Stella baru saja akan berdiri saat tangan Adriel menahannya agar tetap duduk. Cowok itu mengalihkan tatapanny pada Riela.

"Lo udah habis makan kan? jadi biarin Stella duduk disini" ujar Adriel. Riela terdiam, dia belum selesai makan tapi entah mengapa dia menganggukan kepalanya dalam diam.

"Loh Ri. Makan lo belum habis" ujar Jane saat melirik mangkuk seblak milik Riela yang belum habis.

"Udah kenyang Jane" jawab Riela masih dengan posisi berdiri.

"Stella lo pindah deh" suruh Jane.

"Stella disini" ujara Adriel penuh penekanan. Teman-teman nya mulai menatap Adriel.

Riela berdiri tidak nyaman.

"Apaan sih lo? Riela belum habis makan!" bentak Jane, dia kesal pada Adriel.

"Lo gak denger dia bilang udah kenyang?" suara Adriel meninggi. Yang lain nya mulai merasakan suasana memanas.

"Udah Jane" ujar Riela pelan tapi Jane seakan tuli. Dia tidak menghiraukan ucapan Riela.

"Lagian lo apaan sih Stella?! Datang-datang main duduk aja. Gak liat apa itu tempat orang" kali ini Jane marah-marah pada Stella.

"Sorry Jane" sesal Stella.

"Lagian jadi cewek gatal amat nempel-nempel terus" sinis Jane.

"Diem lo!!" suara Adriel yang membentak membuat Riela dan yang lain terlonjak kaget. Apalagi Jane.

"Kalau gatau apa-apa mending tutup mulut lo!" kali ini Adriel berdiri, dia bahkan berbicara sambil menunjuk Jane.

"Apaan sih?! Kok lo malah bentak gue sih?!" ujar Jane tidak kalah emosi.

Riela semakin berdiri tidak nyaman, cewek itu berjalan menuju Jane, berusaha menarik tangan sahabatnya itu.

"Jane udah" ujar Riela sambil memegang lengan Jane.

"Udah yahh. Jangan gini" ujar Riela lagi.

"Munafik!" ujar Adriel tajam, matanya menatap Riela tajam.
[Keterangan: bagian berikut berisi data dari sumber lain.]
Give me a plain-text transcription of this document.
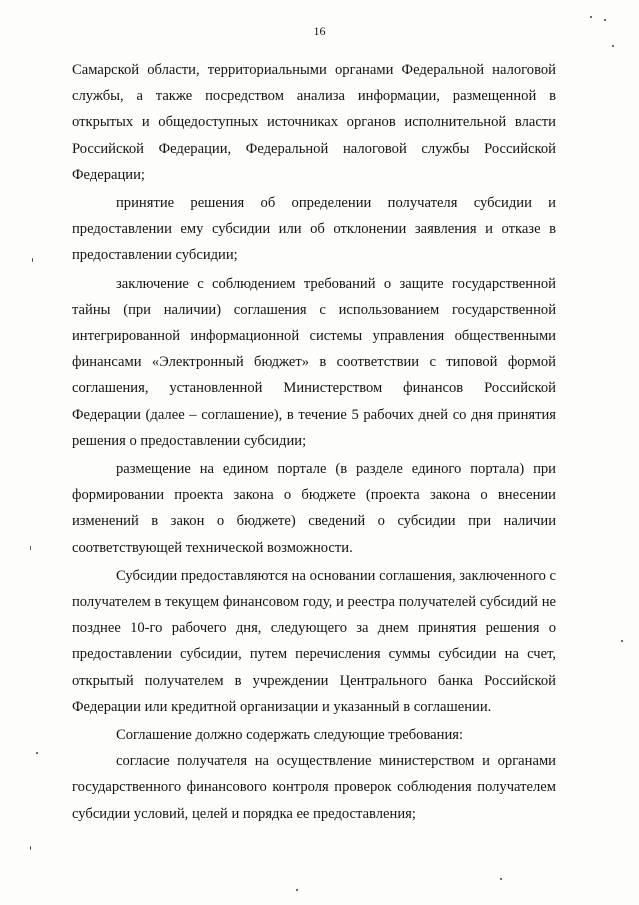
16

Самарской области, территориальными органами Федеральной налоговой службы, а также посредством анализа информации, размещенной в открытых и общедоступных источниках органов исполнительной власти Российской Федерации, Федеральной налоговой службы Российской Федерации;

принятие решения об определении получателя субсидии и предоставлении ему субсидии или об отклонении заявления и отказе в предоставлении субсидии;

заключение с соблюдением требований о защите государственной тайны (при наличии) соглашения с использованием государственной интегрированной информационной системы управления общественными финансами «Электронный бюджет» в соответствии с типовой формой соглашения, установленной Министерством финансов Российской Федерации (далее – соглашение), в течение 5 рабочих дней со дня принятия решения о предоставлении субсидии;

размещение на едином портале (в разделе единого портала) при формировании проекта закона о бюджете (проекта закона о внесении изменений в закон о бюджете) сведений о субсидии при наличии соответствующей технической возможности.

Субсидии предоставляются на основании соглашения, заключенного с получателем в текущем финансовом году, и реестра получателей субсидий не позднее 10-го рабочего дня, следующего за днем принятия решения о предоставлении субсидии, путем перечисления суммы субсидии на счет, открытый получателем в учреждении Центрального банка Российской Федерации или кредитной организации и указанный в соглашении.

Соглашение должно содержать следующие требования:

согласие получателя на осуществление министерством и органами государственного финансового контроля проверок соблюдения получателем субсидии условий, целей и порядка ее предоставления;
"Didepan Jane lo mainin peran sebagai sahabat. Dibelakang, pacar nya lo ambil" ucapan Adriel membuat mereka semua menatap Riela kaget, hanya saja mereka kaget akan hal berbeda.

"Maksudnya?" Riela bertanya tidak mengerti.

"Jangan sok polos!" bentak Adriel.

Edward mengepalkan tangan nya. Adriel sudah keterlaluan

"Santai lo" Edward berdiri. Menghalangi Riela dari Adriel

"Kenapa? lo gak terima karena pacar lo gue bentak? atau selingkuhan lo yang gue bentak?" ujar Adriel sambil menatap Edward tajam.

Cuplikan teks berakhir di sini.